You manage assets for large international institutional investors. What is your sales pitch to them? Why invest in Central and Eastern European equity markets?
Tamas (HOLD Asset Management): We have three main arguments, for why we think CEE markets are interesting for international investors. First, we are moving towards a multipolar world, where near- and friend-shoring becomes ever more important. Therefore, this region should continue to benefit from the relocation of Western-European production.
Second, the valuation of the local markets is still among the cheapest in the world, which usually leads to a decent long-term absolute return.
And finally, we think that this region has a positive sectoral bias for the upcoming period. Namely, financials are overrepresented here in the stock markets and we think the next ten years will bring higher inflation and interest rates globally than in the last decade, which is beneficial for the financial sector.
Valdur (Avaron Asset Management): At the moment the arguments why to invest in Emerging Europe are rather simple. Firstly, decent growth in the broader European context is underpinned by sizable EU funding that in turn should increase future growth potential. Secondly, the valuation is undeniably cheap both in a relative sense vis a vis to other geographies but as well compared to historical levels. Of course, one can argue that due to the military conflict in Ukraine, a certain geopolitical discount is required but the broader CEE index is trading at below 8x 2024 expected earnings, and 1.2x P/B, which is almost 50% discount the rest of Europe. This seems to us unjustified, especially as the ROE expectations are almost similar, while the dividend yield for CEE is 50% higher at around 5%.
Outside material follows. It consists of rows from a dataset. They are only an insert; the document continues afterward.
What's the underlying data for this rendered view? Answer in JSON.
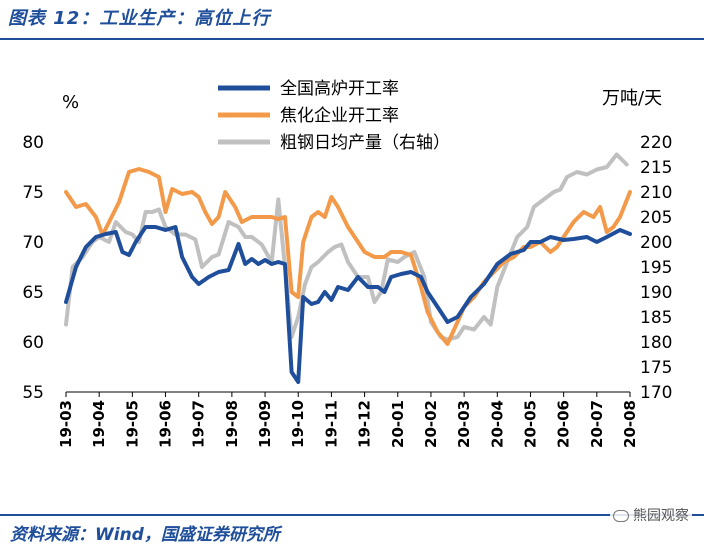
{
  "header": {
    "title": "图表 12：工业生产：高位上行"
  },
  "footer": {
    "source": "资料来源：Wind，国盛证券研究所",
    "watermark": "熊园观察"
  },
  "colors": {
    "title": "#1f4e9b",
    "series1": "#1f4e9b",
    "series2": "#f39a4a",
    "series3": "#c0c0c0"
  },
  "chart_data": {
    "type": "line",
    "left_unit": "%",
    "right_unit": "万吨/天",
    "left_axis": {
      "min": 55,
      "max": 80,
      "ticks": [
        "55",
        "60",
        "65",
        "70",
        "75",
        "80"
      ]
    },
    "right_axis": {
      "min": 170,
      "max": 220,
      "ticks": [
        "170",
        "175",
        "180",
        "185",
        "190",
        "195",
        "200",
        "205",
        "210",
        "215",
        "220"
      ]
    },
    "x_ticks": [
      "19-03",
      "19-04",
      "19-05",
      "19-06",
      "19-07",
      "19-08",
      "19-09",
      "19-10",
      "19-11",
      "19-12",
      "20-01",
      "20-02",
      "20-03",
      "20-04",
      "20-05",
      "20-06",
      "20-07",
      "20-08"
    ],
    "x_range": [
      0,
      17
    ],
    "legend_position": "top-center",
    "series": [
      {
        "name": "全国高炉开工率",
        "axis": "left",
        "points": [
          [
            0,
            64
          ],
          [
            0.3,
            67.5
          ],
          [
            0.6,
            69.5
          ],
          [
            0.9,
            70.5
          ],
          [
            1.2,
            70.8
          ],
          [
            1.5,
            71
          ],
          [
            1.7,
            69
          ],
          [
            1.9,
            68.7
          ],
          [
            2.1,
            70
          ],
          [
            2.4,
            71.5
          ],
          [
            2.7,
            71.5
          ],
          [
            3.0,
            71.2
          ],
          [
            3.3,
            71.5
          ],
          [
            3.5,
            68.5
          ],
          [
            3.8,
            66.5
          ],
          [
            4.0,
            65.8
          ],
          [
            4.3,
            66.5
          ],
          [
            4.6,
            67
          ],
          [
            4.9,
            67.2
          ],
          [
            5.2,
            69.8
          ],
          [
            5.4,
            67.8
          ],
          [
            5.6,
            68.3
          ],
          [
            5.8,
            67.8
          ],
          [
            6.0,
            68.2
          ],
          [
            6.2,
            67.8
          ],
          [
            6.4,
            68
          ],
          [
            6.6,
            67.8
          ],
          [
            6.8,
            57
          ],
          [
            7.0,
            56
          ],
          [
            7.15,
            64.5
          ],
          [
            7.4,
            63.8
          ],
          [
            7.6,
            64
          ],
          [
            7.8,
            65
          ],
          [
            8.0,
            64.2
          ],
          [
            8.2,
            65.5
          ],
          [
            8.5,
            65.2
          ],
          [
            8.8,
            66.5
          ],
          [
            9.1,
            65.5
          ],
          [
            9.4,
            65.5
          ],
          [
            9.6,
            65
          ],
          [
            9.8,
            66.5
          ],
          [
            10.1,
            66.8
          ],
          [
            10.4,
            67
          ],
          [
            10.7,
            66.5
          ],
          [
            10.9,
            65
          ],
          [
            11.2,
            63.5
          ],
          [
            11.5,
            62
          ],
          [
            11.8,
            62.5
          ],
          [
            12.2,
            64.5
          ],
          [
            12.6,
            65.8
          ],
          [
            13.0,
            67.8
          ],
          [
            13.4,
            68.8
          ],
          [
            13.8,
            69.2
          ],
          [
            14.0,
            70
          ],
          [
            14.3,
            70
          ],
          [
            14.6,
            70.5
          ],
          [
            15.0,
            70.2
          ],
          [
            15.3,
            70.3
          ],
          [
            15.7,
            70.5
          ],
          [
            16.0,
            70
          ],
          [
            16.3,
            70.5
          ],
          [
            16.7,
            71.2
          ],
          [
            17.0,
            70.8
          ]
        ]
      },
      {
        "name": "焦化企业开工率",
        "axis": "left",
        "points": [
          [
            0,
            75
          ],
          [
            0.3,
            73.5
          ],
          [
            0.6,
            73.8
          ],
          [
            0.9,
            72.5
          ],
          [
            1.1,
            70.7
          ],
          [
            1.3,
            72
          ],
          [
            1.6,
            74
          ],
          [
            1.9,
            77
          ],
          [
            2.2,
            77.3
          ],
          [
            2.5,
            77
          ],
          [
            2.8,
            76.5
          ],
          [
            3.0,
            73
          ],
          [
            3.2,
            75.3
          ],
          [
            3.5,
            74.8
          ],
          [
            3.8,
            75
          ],
          [
            4.0,
            74.5
          ],
          [
            4.2,
            73
          ],
          [
            4.4,
            71.8
          ],
          [
            4.6,
            72.5
          ],
          [
            4.8,
            75
          ],
          [
            5.1,
            73.5
          ],
          [
            5.3,
            72
          ],
          [
            5.6,
            72.5
          ],
          [
            5.9,
            72.5
          ],
          [
            6.2,
            72.5
          ],
          [
            6.4,
            72.3
          ],
          [
            6.6,
            72.5
          ],
          [
            6.8,
            65
          ],
          [
            7.0,
            64.5
          ],
          [
            7.15,
            70
          ],
          [
            7.4,
            72.5
          ],
          [
            7.6,
            73
          ],
          [
            7.8,
            72.5
          ],
          [
            8.0,
            74.5
          ],
          [
            8.2,
            73.5
          ],
          [
            8.5,
            71.5
          ],
          [
            8.8,
            70
          ],
          [
            9.0,
            69
          ],
          [
            9.3,
            68.5
          ],
          [
            9.6,
            68.5
          ],
          [
            9.8,
            69
          ],
          [
            10.1,
            69
          ],
          [
            10.4,
            68.7
          ],
          [
            10.7,
            65.5
          ],
          [
            10.9,
            63
          ],
          [
            11.2,
            61
          ],
          [
            11.5,
            59.8
          ],
          [
            11.8,
            62
          ],
          [
            12.0,
            63.5
          ],
          [
            12.3,
            64.5
          ],
          [
            12.6,
            66
          ],
          [
            12.9,
            67
          ],
          [
            13.2,
            68
          ],
          [
            13.5,
            68.5
          ],
          [
            13.8,
            69.5
          ],
          [
            14.0,
            69.5
          ],
          [
            14.3,
            70
          ],
          [
            14.6,
            69
          ],
          [
            14.8,
            69.5
          ],
          [
            15.0,
            70.5
          ],
          [
            15.3,
            72
          ],
          [
            15.6,
            73
          ],
          [
            15.9,
            72.5
          ],
          [
            16.1,
            73.5
          ],
          [
            16.3,
            71
          ],
          [
            16.5,
            71.5
          ],
          [
            16.7,
            72.5
          ],
          [
            17.0,
            75
          ]
        ]
      },
      {
        "name": "粗钢日均产量（右轴）",
        "axis": "right",
        "points": [
          [
            0,
            183.5
          ],
          [
            0.2,
            195
          ],
          [
            0.5,
            197
          ],
          [
            0.8,
            200
          ],
          [
            1.0,
            201
          ],
          [
            1.3,
            200
          ],
          [
            1.5,
            204
          ],
          [
            1.8,
            202
          ],
          [
            2.0,
            201.5
          ],
          [
            2.2,
            200
          ],
          [
            2.4,
            206
          ],
          [
            2.6,
            206
          ],
          [
            2.8,
            206.5
          ],
          [
            3.0,
            203
          ],
          [
            3.3,
            201.5
          ],
          [
            3.6,
            201.5
          ],
          [
            3.9,
            200.5
          ],
          [
            4.1,
            195
          ],
          [
            4.4,
            197
          ],
          [
            4.6,
            197.5
          ],
          [
            4.9,
            204
          ],
          [
            5.2,
            203
          ],
          [
            5.4,
            201
          ],
          [
            5.6,
            201
          ],
          [
            5.9,
            199.5
          ],
          [
            6.2,
            196
          ],
          [
            6.4,
            208.5
          ],
          [
            6.6,
            195
          ],
          [
            6.8,
            181
          ],
          [
            7.0,
            185
          ],
          [
            7.2,
            191.5
          ],
          [
            7.4,
            195
          ],
          [
            7.6,
            196
          ],
          [
            7.9,
            198
          ],
          [
            8.1,
            199
          ],
          [
            8.3,
            199.5
          ],
          [
            8.5,
            196
          ],
          [
            8.8,
            193
          ],
          [
            9.1,
            193
          ],
          [
            9.3,
            188
          ],
          [
            9.5,
            190
          ],
          [
            9.7,
            196.5
          ],
          [
            10.0,
            196
          ],
          [
            10.2,
            197
          ],
          [
            10.5,
            198
          ],
          [
            10.8,
            193
          ],
          [
            11.0,
            184
          ],
          [
            11.3,
            181
          ],
          [
            11.5,
            180.5
          ],
          [
            11.8,
            181
          ],
          [
            12.0,
            183
          ],
          [
            12.3,
            182.5
          ],
          [
            12.6,
            185
          ],
          [
            12.8,
            183.5
          ],
          [
            13.0,
            191
          ],
          [
            13.3,
            196
          ],
          [
            13.6,
            201
          ],
          [
            13.9,
            203
          ],
          [
            14.1,
            207
          ],
          [
            14.4,
            208.5
          ],
          [
            14.7,
            210
          ],
          [
            14.9,
            210.5
          ],
          [
            15.1,
            213
          ],
          [
            15.4,
            214
          ],
          [
            15.7,
            213.5
          ],
          [
            16.0,
            214.5
          ],
          [
            16.3,
            215
          ],
          [
            16.6,
            217.5
          ],
          [
            16.9,
            215.5
          ]
        ]
      }
    ]
  }
}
Mehis (Trigon Asset Management): Trigon Asset Management manages today close to EUR 1 bn of assets in listed Emerging Europe equities. Our investors tend to like the long-term GDP convergence story and lower leverage of the region compared to Western European countries and companies. Organic sales growth outlook in many sectors still exceeds Western Europe by multiple times, and valuation levels at which you can get exposure to these sectors, offer 20-30% discount compared to historical averages. Despite the strong performance in 2023, equities in Emerging Europe remain among the cheapest in the world.
*Views & thoughts expressed in the text should not be interpreted in any way as investment advice or recommendation. The purpose of this article is purely educational.